On Proportionality

Steven Den Beste, writing at Chicago Boyz has an interesting piece on how calls for “proportionality” plays into the hands of terrorist groups. I think his analysis is basically right: when you’re battling terrorist groups, exactly what constitutes “proportionality”? If one takes proportionality as being its literal meaning, wouldn’t that meaning that Israel would have had carte blanche to strike at Lebanese villages with random rocket attacks just as Hizballah did against Israeli towns? Obviously it can’t be that, unless one wishes to argue that the US would be justified in sawing off the head of Osama bin Laden and triumphantly broadcasting it on CNN.

Had Hizballah possessed the ability to hit Israel with nuclear, chemical, or biological weapons, would they have? It’s hard to argue that conventional notions of deterrence would work with such a group. They’re not deterrable because they’re not basing their actions on a rational calculus. (Or perhaps they’re basing their actions on a calculus of some sort, but one based on a version of Islamic millennialism rather than a conventional rational calculus.)

The whole point of proportionate response in the context of Just War Theory is to preserve the interests of non-combatants. Nuking all of Afghanistan into glass parking lot by the morning of September 12, 2001 would not have been a proportionate response because it would have killed millions of innocents along with the guilty parties. However, what happens if not taking out a terrorist group with overwhelming force causes more civilian deaths than a more “proportionate” response?
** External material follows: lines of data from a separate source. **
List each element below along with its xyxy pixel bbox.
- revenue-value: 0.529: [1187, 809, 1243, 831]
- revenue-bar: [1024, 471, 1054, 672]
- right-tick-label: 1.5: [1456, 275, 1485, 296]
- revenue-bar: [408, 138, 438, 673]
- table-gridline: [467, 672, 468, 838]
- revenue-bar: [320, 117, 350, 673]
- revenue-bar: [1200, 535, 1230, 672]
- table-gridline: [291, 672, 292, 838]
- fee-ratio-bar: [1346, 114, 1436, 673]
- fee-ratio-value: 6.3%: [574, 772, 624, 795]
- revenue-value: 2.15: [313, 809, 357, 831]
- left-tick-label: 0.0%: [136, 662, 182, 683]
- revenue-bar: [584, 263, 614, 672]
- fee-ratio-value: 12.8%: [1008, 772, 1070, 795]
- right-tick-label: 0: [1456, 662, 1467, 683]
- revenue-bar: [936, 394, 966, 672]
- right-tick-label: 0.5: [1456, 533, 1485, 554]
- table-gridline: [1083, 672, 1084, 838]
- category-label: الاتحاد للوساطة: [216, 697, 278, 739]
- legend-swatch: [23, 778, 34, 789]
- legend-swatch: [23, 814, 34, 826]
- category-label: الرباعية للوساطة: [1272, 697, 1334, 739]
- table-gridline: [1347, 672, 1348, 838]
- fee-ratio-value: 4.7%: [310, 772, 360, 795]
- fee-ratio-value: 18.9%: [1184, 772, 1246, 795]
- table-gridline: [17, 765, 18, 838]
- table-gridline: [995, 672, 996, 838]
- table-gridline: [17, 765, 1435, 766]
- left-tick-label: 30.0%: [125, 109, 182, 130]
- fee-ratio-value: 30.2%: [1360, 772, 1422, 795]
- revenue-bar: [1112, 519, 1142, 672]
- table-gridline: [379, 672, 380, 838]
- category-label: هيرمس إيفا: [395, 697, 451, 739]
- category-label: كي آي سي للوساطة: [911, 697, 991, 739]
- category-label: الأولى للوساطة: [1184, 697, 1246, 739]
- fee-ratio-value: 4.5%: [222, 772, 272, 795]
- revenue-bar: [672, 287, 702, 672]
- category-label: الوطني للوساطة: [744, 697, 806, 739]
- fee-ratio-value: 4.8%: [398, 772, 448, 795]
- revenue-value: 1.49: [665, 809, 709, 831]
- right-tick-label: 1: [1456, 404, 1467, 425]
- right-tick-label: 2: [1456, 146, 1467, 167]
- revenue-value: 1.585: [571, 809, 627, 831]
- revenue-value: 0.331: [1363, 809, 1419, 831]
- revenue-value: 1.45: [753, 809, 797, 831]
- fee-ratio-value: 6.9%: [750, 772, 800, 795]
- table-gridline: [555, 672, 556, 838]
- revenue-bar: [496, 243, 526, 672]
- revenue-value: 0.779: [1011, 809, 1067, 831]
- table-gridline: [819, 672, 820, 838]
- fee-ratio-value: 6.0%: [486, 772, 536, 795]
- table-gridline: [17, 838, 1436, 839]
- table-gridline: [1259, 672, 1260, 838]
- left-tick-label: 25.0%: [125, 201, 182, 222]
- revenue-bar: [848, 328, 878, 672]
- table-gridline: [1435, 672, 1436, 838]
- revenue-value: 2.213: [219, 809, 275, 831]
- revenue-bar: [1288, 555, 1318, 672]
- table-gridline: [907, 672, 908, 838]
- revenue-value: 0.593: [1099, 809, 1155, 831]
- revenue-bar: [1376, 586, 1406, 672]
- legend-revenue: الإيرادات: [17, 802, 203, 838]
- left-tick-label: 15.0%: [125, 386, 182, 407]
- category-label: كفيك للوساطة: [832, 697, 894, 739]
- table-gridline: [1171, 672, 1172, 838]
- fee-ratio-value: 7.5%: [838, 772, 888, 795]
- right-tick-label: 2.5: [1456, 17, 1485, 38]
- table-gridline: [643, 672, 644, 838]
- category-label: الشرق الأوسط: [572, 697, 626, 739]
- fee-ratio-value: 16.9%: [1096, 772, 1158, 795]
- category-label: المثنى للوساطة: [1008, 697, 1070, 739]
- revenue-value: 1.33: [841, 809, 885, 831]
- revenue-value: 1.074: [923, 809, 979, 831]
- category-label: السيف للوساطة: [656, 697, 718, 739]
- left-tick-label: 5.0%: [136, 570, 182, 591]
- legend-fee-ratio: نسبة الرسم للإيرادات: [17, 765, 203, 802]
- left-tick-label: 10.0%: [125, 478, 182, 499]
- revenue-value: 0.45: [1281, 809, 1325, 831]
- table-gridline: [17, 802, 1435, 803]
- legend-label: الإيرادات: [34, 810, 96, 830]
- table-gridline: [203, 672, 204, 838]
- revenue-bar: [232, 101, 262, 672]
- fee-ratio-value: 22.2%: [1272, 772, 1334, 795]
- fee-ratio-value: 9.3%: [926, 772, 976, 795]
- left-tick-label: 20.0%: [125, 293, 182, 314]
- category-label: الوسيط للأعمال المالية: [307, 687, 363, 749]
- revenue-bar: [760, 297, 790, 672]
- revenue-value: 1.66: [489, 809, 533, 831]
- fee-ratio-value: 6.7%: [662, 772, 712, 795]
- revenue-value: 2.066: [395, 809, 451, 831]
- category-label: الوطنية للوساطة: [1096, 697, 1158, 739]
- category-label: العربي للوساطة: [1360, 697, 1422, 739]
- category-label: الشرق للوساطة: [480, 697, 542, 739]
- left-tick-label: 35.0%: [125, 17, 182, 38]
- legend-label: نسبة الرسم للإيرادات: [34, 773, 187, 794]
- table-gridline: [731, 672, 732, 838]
That’s the situation that Israel faces with Hizballah and Hamas, and we face with al-Qaeda. All of these groups act like viruses or cancers — establishing themselves into a host and hijacking its functioning to reproduce themselves and spread to others. Many treatments for such ailments are highly destructive, but necessary in order to prevent greater harm. One cannot fight a group like Hizballah and al-Qaeda without incurring collateral damages to civilians — the fact that they hide in the midst of the civilian population ensures it.

However, the myth of proportionality is that there’s some magic pixy dust that can distinguish between terrorist and combatant and that the US and Israel are morally culpable unless they do just that. That is not a realistic demand.

The methods of terrorism hurt the civilian populations that terrorists use as cover — that is an unavoidable part of fighting this scourge. However, those who argue for a more “proportionate” response only allow the problem of terrorism to fester, greatly increasing the odds that terrorists will make a provocation that the attacked country cannot help but respond to with absolute force. That doesn’t save lives, it only perpetuates terrorism and rewards it as viable and successful tactic. That isn’t serving the greater good, unless one assumes that a world wracked with terrorism is a good outcome.